Frontiers in Bioscience-Landmark (FBL) is published by IMR Press from Volume 26 Issue 5 (2021). Previous articles were published by another publisher on a subscription basis, and they are hosted by IMR Press on imrpress.com as a courtesy and upon agreement with Frontiers in Bioscience.
Deciphering mechanism of conformationally controlled electron transfer in nitric oxide synthases
Electron transfer is a fundamental process in life that is very often coupled to catalysis within redox enzymes through a stringent control of protein conformational movements. Mammalian nitric oxide synthase (NOS) proteins are redox flavo-hemoproteins consisting of multiple modular domains. The NOS enzyme is exquisitely regulated in vivo by its partner, the Ca2+ sensing protein calmodulin (CaM), to control production of nitric oxide (NO). The importance of functional domain motion in NOS regulation has been increasingly recognized. The significant size and flexibility of NOS is a tremendous challenge to the mechanistic studies. Herein recent applications of modern biophysical techniques to NOS problems have been critically analyzed.
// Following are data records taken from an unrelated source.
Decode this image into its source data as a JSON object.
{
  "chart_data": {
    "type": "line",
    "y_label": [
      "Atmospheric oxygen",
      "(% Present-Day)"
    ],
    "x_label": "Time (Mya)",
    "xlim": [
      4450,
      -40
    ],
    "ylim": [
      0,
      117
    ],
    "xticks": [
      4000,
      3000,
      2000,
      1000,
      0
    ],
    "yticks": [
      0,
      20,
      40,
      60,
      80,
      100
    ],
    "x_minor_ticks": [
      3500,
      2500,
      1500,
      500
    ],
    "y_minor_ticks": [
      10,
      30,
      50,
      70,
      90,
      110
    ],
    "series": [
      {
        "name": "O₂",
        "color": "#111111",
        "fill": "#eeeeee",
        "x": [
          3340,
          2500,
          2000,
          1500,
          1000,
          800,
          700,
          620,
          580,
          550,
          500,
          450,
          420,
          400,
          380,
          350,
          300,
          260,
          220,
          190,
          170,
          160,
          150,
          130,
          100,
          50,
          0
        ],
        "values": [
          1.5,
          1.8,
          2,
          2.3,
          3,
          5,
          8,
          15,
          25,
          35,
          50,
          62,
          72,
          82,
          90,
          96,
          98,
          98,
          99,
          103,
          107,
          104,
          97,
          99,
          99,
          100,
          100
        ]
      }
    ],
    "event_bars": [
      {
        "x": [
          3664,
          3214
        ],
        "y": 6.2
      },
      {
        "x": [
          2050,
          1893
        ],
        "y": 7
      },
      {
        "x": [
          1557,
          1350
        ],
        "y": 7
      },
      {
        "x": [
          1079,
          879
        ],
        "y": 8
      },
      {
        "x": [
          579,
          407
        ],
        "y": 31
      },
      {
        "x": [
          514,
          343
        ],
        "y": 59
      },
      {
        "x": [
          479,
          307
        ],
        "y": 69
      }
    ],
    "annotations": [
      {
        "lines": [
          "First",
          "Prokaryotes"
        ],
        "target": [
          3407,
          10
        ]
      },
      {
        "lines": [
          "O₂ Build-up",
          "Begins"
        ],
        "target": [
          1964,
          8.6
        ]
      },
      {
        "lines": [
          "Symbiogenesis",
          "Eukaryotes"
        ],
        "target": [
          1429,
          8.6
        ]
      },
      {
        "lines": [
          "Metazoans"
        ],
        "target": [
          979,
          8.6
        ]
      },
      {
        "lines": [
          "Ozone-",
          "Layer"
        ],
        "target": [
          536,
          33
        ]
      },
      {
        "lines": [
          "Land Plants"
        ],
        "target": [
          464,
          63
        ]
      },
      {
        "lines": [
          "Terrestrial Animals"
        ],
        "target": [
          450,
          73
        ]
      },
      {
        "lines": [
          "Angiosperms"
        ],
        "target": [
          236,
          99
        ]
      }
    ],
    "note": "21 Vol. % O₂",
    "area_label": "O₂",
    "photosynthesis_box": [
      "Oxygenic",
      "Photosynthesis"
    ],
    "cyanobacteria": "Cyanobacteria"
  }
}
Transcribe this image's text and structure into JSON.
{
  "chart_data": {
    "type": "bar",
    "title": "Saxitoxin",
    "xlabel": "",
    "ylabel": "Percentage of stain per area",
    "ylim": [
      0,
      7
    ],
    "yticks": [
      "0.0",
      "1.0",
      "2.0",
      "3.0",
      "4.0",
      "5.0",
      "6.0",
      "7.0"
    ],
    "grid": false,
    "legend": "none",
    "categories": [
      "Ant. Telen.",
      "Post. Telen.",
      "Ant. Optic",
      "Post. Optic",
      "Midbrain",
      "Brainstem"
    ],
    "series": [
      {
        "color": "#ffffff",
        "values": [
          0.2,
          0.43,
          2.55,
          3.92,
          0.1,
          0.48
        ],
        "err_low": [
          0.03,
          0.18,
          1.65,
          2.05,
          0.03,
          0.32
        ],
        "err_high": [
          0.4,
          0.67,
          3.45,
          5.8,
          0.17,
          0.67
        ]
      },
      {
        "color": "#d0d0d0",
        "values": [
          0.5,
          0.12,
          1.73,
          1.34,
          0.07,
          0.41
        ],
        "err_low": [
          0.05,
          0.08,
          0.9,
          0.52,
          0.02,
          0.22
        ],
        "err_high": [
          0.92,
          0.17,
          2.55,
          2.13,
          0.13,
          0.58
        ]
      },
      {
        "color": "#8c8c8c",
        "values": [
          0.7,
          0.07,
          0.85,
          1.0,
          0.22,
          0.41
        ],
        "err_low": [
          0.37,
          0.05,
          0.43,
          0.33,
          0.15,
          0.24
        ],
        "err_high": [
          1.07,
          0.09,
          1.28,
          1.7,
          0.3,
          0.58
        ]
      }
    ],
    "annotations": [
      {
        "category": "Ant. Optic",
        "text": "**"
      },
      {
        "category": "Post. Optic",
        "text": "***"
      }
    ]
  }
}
It is important to note that any current biophysical technique alone can only probe partial aspects of the conformational dynamics due to limitations in the technique itself and/or the sample preparations. It is necessary to combine the latest methods to comprehensively quantitate the key conformational aspects (conformational states and distribution, conformational change rates, and domain interacting interfaces) governing the electron transfer. This is to answer long-standing central questions about the NOS isoforms by defining how specific CaM-NOS interactions and regulatory elements underpin the distinct conformational behavior of the NOS isoform, which in turn determine unique electron transfer and NO synthesis properties. This review is not intended as comprehensive, but as a discussion of prospects that promise impact on important questions in the NOS enzymology field.